Posted: Tue Apr 03, 2007 11:26 am
by Oren
Ok, here is a fast analyze that will clarify everything.

Analyze for:

Code: Select all

define ('MYAPP', true);                           // this is in the main php (i.e. index.php)
if (!defined('MYAPP')) die("Hacking Attempt!!!"); // this is in .inc.php files 

Code: Select all

if (!defined('MYAPP'))
===

Code: Select all

if (!true)
===

Code: Select all

if (false)

Analyze for:

Code: Select all

define ('NOTMYAPP', false);              // this is in the main php (i.e. index.php)
if (NOTMYAPP) die("Hacking Attempt!!!"); // this is in .inc.php files

Code: Select all

if (NOTMYAPP)
===

Code: Select all

if (false)
P.S The above is true only in this specific context of course (i.e MYAPP was defined in the first piece of code).

Posted: Tue Apr 03, 2007 11:33 am
by ngungo
How about if a hacker tried to load .inc.php alone without going through main .php file, other words, MYAPP (same as NOTMYAPP) is not defined? Will they both die because the condition would be true in both cases?

Posted: Tue Apr 03, 2007 11:36 am
by ngungo
Or put it precisely, these two are equivalent:

Code: Select all

if (!defined('MYAPP')) die("Hacking Attempt!!!"); // this is in .inc.php files 

Code: Select all

if (NOTMYAPP) die("Hacking Attempt!!!"); // this is in .inc.php files

Posted: Tue Apr 03, 2007 11:43 am
by Xoligy
Yes but you're relying on PHP to convert the constant to a string and will generate a warning. There's no logical advantage of doing it that way and in fact you're relying on PHP's forgiving nature.

Posted: Tue Apr 03, 2007 11:52 am
by ngungo
Xoligy wrote:Yes but you're relying on PHP to convert the constant to a string and will generate a warning.

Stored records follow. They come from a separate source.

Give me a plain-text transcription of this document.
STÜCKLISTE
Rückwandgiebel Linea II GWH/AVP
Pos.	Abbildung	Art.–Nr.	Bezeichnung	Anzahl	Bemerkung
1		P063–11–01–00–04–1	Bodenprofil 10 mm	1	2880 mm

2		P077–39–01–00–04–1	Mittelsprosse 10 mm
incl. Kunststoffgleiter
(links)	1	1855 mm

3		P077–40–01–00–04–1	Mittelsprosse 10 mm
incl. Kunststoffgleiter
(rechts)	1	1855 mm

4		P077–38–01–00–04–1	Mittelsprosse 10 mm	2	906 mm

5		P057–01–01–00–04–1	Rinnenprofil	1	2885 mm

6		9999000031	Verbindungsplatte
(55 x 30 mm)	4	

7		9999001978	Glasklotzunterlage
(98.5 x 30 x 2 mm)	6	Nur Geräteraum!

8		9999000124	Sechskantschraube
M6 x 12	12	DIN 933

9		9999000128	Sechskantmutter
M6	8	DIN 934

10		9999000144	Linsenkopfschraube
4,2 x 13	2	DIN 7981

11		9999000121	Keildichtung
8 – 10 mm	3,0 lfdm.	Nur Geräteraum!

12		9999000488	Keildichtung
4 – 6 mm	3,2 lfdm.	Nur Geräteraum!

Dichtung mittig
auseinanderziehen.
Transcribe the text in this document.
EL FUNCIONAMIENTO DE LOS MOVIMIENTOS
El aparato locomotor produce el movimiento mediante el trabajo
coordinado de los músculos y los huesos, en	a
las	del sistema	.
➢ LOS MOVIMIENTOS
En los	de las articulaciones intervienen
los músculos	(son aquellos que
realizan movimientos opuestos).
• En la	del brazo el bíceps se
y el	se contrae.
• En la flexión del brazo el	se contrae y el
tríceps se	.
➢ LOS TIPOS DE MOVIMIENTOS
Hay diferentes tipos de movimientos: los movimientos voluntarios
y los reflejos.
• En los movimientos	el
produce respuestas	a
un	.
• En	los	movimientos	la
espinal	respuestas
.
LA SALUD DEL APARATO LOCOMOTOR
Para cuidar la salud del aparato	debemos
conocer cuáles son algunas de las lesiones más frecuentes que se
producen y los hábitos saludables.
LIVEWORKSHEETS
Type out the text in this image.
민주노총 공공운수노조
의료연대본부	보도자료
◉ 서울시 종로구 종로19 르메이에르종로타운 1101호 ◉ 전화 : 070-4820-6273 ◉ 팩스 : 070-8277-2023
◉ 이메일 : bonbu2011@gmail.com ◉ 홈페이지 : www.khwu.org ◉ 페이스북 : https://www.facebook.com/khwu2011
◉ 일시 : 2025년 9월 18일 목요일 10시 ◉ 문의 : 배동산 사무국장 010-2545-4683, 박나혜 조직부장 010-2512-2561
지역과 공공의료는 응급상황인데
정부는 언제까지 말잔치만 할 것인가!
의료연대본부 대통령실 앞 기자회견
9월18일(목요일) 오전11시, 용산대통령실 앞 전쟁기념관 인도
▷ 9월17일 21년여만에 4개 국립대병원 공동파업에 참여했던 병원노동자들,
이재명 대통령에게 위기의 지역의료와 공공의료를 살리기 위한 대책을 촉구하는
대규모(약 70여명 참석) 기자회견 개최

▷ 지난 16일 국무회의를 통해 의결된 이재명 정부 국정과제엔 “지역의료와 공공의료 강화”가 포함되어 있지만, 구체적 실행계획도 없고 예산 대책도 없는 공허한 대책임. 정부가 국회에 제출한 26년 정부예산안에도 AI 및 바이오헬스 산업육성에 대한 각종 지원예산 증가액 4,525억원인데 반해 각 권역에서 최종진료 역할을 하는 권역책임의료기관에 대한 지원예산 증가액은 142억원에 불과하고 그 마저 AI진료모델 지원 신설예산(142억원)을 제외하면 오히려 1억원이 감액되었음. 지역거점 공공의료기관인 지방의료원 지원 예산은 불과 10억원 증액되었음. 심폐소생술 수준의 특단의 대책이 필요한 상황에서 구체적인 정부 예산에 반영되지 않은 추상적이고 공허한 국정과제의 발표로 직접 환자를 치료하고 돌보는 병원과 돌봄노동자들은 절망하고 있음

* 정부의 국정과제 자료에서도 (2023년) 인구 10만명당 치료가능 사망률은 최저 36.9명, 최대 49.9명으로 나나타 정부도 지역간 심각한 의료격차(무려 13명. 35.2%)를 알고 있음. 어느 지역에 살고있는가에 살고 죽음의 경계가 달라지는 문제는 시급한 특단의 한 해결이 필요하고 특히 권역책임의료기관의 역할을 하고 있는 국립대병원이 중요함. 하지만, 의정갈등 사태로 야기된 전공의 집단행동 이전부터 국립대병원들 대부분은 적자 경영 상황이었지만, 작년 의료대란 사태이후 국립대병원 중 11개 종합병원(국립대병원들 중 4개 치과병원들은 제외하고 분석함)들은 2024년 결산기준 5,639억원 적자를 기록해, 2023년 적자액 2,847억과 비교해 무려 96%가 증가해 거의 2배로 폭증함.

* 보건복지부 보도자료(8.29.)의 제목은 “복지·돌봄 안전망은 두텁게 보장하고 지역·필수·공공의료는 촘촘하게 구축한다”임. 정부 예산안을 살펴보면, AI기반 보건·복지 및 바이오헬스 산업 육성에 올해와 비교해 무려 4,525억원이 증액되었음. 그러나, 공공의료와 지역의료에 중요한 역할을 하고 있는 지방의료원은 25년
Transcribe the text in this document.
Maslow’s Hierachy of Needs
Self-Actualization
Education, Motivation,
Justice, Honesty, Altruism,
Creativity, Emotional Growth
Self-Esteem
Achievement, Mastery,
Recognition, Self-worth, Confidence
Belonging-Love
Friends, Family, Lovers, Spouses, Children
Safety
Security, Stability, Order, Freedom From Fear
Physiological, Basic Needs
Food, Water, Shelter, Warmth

There's no logical advantage of doing it that way and in fact you're relying on PHP's forgiving nature.
Very well put. Thanks!

Posted: Tue Apr 03, 2007 2:25 pm
by Oren
ngungo wrote:How about if a hacker tried to load .inc.php alone without going through main .php file, other words, MYAPP (same as NOTMYAPP) is not defined? Will they both die because the condition would be true in both cases?
Sorry, but that's not what I said. All I said was, that after reduction, both are equal to if (false) - and therefore will never execute.

Note that if you use .inc files, this whole thing is useless since the server will show you the plain text content of the .inc file and it won't be parsed as PHP (with default server configuration) unless included withing a PHP file.

Posted: Tue Apr 03, 2007 2:31 pm
by Oren
Xoligy wrote:Yes but you're relying on PHP to convert the constant to a string and will generate a warning. There's no logical advantage of doing it that way and in fact you're relying on PHP's forgiving nature.
What the hell are you talking about pal? the constant holds a boolean value - not a string.

Posted: Tue Apr 03, 2007 2:41 pm
by ngungo
I think what Xoligy said was if a constant is not defined php would automatically convert it to a string that has the value of the name of the constant.